4. Rethinking Vendor Certifications: No Badge Required

5. Partner M&A: Will Scale Finally Give Way to Scope?

The channel did engage in some M&A in 2014, but the activity came from like teaming with like. The benefits created more geographic reach, added headcount and combined similar back offices. What these unions did not do was bring together unlike-yet-complementary firms, such as a network services agent adding an IT specialist.

6. Partner Exodus: Bye, Bye Baby Boomers

Literally thousands of Baby Boomers reach retirement age every day. Among them are entrepreneurs that built the telecom and IT channels we know today. That’s one big reason why we predict that the channel will see some significant partner exits in 2015. The other, sadly, is an inability to pivot to the new style of IT.

7. Millennials Take Center Stage: Here’s Looking at You Kid

Members of the Millennial Generation are starting to take over from retiring Baby Boomers in droves. More than a demographic shift, the transformation is having an impact of tectonic proportions inside many organizations. Culture is a big reason.

8. Women in Tech Channels: Y We Need More Xs

Could 2015 mark the year the channel draws more women into the fold, and does away with the Booth Babe? Organizations including Women in the Channel, Cloud Girls and CompTIA’s Advancing Women in IT are working to provide mentorship, scholarship and outreach programs to women interested in beginning or retraining for careers in IT and channels.

9. Ecosystem Sales: Shortcutting Solutions Integration

Solutions providers are on notice to begin building a roster of partners that can deliver all of those services. But some are short-cutting the process by tapping into emerging ecosystems sponsored by big cloud vendors and service providers.

10. Born-in-the-Cloud Marketplaces:Reinventing Distribution for as-a-Service Delivery

Born-in-the-cloud marketplaces enable solutions providers to sell SaaS and, in some cases, IaaS through an Amazon-like storefront. Many even allow their marketplaces to be rebranded as customer-facing portals.
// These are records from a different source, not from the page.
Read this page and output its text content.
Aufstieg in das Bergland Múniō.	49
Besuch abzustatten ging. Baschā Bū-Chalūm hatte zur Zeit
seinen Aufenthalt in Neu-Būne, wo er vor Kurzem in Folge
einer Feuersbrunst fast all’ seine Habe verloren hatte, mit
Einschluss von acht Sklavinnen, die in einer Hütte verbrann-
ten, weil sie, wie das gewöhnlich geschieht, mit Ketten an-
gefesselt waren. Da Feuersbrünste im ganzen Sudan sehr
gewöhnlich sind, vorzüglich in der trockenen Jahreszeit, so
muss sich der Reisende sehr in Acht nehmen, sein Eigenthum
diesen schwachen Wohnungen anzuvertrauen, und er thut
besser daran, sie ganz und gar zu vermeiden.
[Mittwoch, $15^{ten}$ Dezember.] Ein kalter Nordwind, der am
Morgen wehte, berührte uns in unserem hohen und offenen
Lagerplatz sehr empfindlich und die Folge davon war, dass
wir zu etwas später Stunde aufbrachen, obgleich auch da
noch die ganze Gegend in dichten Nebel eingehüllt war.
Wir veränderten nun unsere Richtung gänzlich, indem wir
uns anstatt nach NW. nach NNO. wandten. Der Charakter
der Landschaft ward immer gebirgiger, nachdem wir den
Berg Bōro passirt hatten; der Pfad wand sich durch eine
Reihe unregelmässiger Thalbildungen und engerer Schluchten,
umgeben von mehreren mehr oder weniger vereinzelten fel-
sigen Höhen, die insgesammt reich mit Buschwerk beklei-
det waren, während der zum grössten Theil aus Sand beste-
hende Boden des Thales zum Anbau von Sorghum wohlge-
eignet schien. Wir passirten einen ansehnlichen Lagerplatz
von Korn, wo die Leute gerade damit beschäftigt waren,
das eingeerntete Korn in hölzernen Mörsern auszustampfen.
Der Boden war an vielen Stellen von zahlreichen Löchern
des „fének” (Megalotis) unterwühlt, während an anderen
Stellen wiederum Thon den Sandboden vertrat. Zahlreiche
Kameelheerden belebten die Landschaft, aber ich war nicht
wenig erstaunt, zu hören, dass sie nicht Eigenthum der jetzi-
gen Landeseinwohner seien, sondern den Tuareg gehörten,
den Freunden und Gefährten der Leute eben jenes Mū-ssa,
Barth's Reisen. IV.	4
In most cases, the marketplace handles provisioning and other heavy lifting so partners are free to keep doing what they do best: Sell.
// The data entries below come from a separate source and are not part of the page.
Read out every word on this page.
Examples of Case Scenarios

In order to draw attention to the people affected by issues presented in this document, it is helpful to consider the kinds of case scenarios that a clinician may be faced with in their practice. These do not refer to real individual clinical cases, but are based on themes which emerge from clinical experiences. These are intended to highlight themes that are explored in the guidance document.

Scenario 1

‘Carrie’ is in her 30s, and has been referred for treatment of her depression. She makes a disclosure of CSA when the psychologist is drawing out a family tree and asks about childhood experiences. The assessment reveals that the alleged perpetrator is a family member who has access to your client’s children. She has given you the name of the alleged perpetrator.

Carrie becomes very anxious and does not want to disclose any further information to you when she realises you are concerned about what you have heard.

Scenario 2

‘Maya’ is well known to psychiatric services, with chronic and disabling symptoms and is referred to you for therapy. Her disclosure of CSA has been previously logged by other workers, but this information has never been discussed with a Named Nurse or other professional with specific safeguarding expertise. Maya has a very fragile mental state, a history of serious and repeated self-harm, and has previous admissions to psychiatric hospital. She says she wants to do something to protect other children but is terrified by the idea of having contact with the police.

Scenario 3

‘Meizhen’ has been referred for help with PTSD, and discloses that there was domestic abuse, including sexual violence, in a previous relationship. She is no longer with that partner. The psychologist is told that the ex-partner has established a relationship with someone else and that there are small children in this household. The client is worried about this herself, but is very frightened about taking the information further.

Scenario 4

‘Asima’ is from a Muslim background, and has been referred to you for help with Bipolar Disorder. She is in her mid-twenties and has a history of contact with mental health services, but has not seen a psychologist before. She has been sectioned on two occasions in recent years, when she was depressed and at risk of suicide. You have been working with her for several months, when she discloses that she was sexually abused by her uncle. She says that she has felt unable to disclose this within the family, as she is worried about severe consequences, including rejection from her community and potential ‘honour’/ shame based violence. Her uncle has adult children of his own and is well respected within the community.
11. Shadow IT Sales: Tapping Into Line-of-Business Buyers

By 2020, 80 percent of the money spent by business on information and communications technology (ICT) will bypass a traditional IT department, according to Gartner. Line-of-business executives or “shadow” ICT buyers are becoming important customers for many solution providers. What about you? Stepping into the shadow might be scary, but it will almost certainly be rewarding.
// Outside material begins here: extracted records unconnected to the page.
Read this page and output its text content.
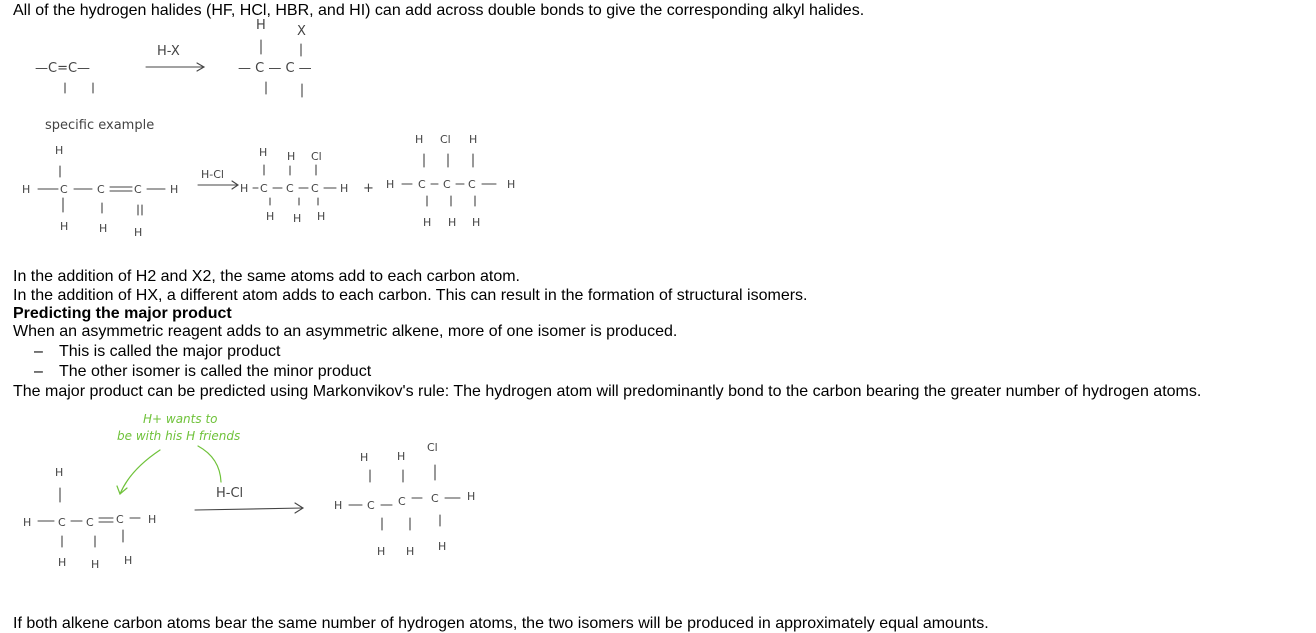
All of the hydrogen halides (HF, HCl, HBR, and HI) can add across double bonds to give the corresponding alkyl halides.
In the addition of H2 and X2, the same atoms add to each carbon atom.
In the addition of HX, a different atom adds to each carbon. This can result in the formation of structural isomers.
Predicting the major product
When an asymmetric reagent adds to an asymmetric alkene, more of one isomer is produced.
– This is called the major product
– The other isomer is called the minor product
The major product can be predicted using Markonvikov's rule: The hydrogen atom will predominantly bond to the carbon bearing the greater number of hydrogen atoms.
If both alkene carbon atoms bear the same number of hydrogen atoms, the two isomers will be produced in approximately equal amounts.
—C=C—
H-X
H X
— C — C —
specific example
H
H	C	C	C	H
H	H H
H-Cl
H H Cl
H C C C H
H H H
+
H Cl H
H C C C	H
H H H
H+ wants to
be with his H friends
H
H C C C H
H H H
H-Cl
H	H
Cl
H C C C	H
H H H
12. Thinking Vertically: Specialization Key to Differentiation

Many experts say successful solutions providers must be able to sell solutions that impact a customer’s top or bottom line. The best way to achieve this is to develop intimate knowledge of not only a customer’s business but his or her industry as well. That means developing vertical market expertise.

13. The Rise of the Virtual Enterprise: Here Come the 1099ers

A growing number of companies rely on part-time workers known as 1099ers because of the tax forms their get from employers at the end of the year. No one knows how many work in the information and communications technology (ICT) industry, but they number in the millions nationwide and are helping small, nimble companies compete for bigger projects and deals.

14. Outcome-Based Compensation:

Getting Paid for PerformanceSome in the industry are suggesting that SLAs may expand to include business outcomes. What results would be measured, by whom and how are critical questions that must be resolved. Nevertheless, the shift — even in its current form — impacts partners from supplier selection to sales to operations.

15. Agent-VAR Partnering:Reaching a New Level

Master agencies are starting to partner with leading IT distributors to implement a one-to-many recruiting approach. All recognize two things: 1. the importance of connectivity to IT and cloud solutions sales, and 2. replicating a telecom sales (quoting and ordering) machine is not easy. It wouldn’t come as a surprise should one or more of these relationships go to the next level — acquisition — in 2015.